Kami sedang duduk bersama, mengamati halaman nilaiku di sebuah sudut di depan perpustakaan.
Selama satu minggu penuh, Ray membantuku dalam banyak hal. Dia membantuku mengerjakan tugas makalah sejarah bisnis. Dia mengajariku soal matemarika bisnis, dan juga membantu mengerjakan tugas di beberapa mata kuliah lainnya.
"Hampir semua nilaimu A Bell, Bahkan IPK mu naik menjadi 3,50 kamu hampir menjadi mahasiswi cumlaude!" katanya sambil memelukku senang.
Matanya berbinar senang, juga bangga. Tapi kecanggungan menggelayutiku karena terlalu fokus pada pelukannya yang erat…. Dan hangat. Aku menelan ludah dan perlahan melerai pelukannya.
"Thank you Ray, aku nggak akan bisa mendapat nilai ini kalau bukan karena kamu." Aku mengambil jaket denim yang tergeletak di sampingku dan memberikannya pada Ray. Dia membantuku untuk memasukan laptop ke dalam tasku sebelum berdiri.
Kami berjalan melewati kerumunan mahasiswa lain yang sebagian besar adalah teman-teman satu kelasku di beberapa mata kuliah.
"Bella jadi mahasiswi cumlaude sekarang," kata Ray girang kepada mereka.
Aku hanya menggelenkan kepala heran, dan terkikik geli merasa malu pada tingkahnya.
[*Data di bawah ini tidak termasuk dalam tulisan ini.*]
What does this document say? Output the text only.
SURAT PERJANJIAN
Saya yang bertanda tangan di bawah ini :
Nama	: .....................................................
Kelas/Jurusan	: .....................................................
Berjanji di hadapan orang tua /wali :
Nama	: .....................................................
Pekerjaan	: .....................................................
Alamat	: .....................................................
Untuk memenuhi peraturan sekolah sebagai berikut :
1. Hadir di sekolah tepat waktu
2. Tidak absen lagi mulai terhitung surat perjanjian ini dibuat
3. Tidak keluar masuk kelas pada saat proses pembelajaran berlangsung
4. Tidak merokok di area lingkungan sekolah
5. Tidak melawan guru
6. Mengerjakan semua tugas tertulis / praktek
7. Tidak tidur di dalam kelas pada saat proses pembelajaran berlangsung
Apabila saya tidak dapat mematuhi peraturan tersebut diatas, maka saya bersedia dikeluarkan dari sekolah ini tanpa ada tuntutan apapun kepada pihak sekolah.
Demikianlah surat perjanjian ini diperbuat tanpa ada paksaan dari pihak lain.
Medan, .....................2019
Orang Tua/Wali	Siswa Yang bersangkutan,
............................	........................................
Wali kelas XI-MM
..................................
Mengabaikan tatapan penuh penasaran dari mereka.
Seiring berjalannya waktu, sebuah desas-desus tentang sebuah hubungan di antara aku dan Ray mulai terdengar. Reputasi Ray sebagai playboy di kampus sedikit meredup. Dia tidak lagi mengajak seorang wanita untuk menghabiskan malam bersamanya. Dia juga lebih sering menempeliku, mengikutiku kemanapun. Mengambil kelas yang jadwalnya hampir bersamaan dengan jadwalku.
Menjemputku di depan kelas, atau mengantarkanku ke depan kelas sebelum dia pergi ke kelasnya sendiri. Dia selalu duduk di sebelahku di kelas sejarah bisnis, menghabiskan makan siang denganku di kantin, dan beberapa kali makan malam.
Banyaknya waktu yang kami habiskan bersama di satu bulan belakangan ini, membuatku menyadari kalau apa yang selama ini aku pikirkan tentangnya salah besar. Aku bahkan sangat ingin memberitahu orang-orang kalau Ray tidak seburuk yang mereka pikirkan. Seperti yang aku pikirkan sebelumnya.
Ray meletakan jus manga di hadapanku, setelah kami menghampiri teman-teman yang lain di kantin. "Nggak usah dibeliin, aku bisa beli dan antri sendiri Ray," kataku sambil melepasakn jaketku dan duduk di hadapan Bagas.
"Cuma jus mangga Bell, nggak usah berlebihan." Dia menujulurkan jari telunjuknya dan menunjuk pipiku. Membuat Bagas mendengus sebal.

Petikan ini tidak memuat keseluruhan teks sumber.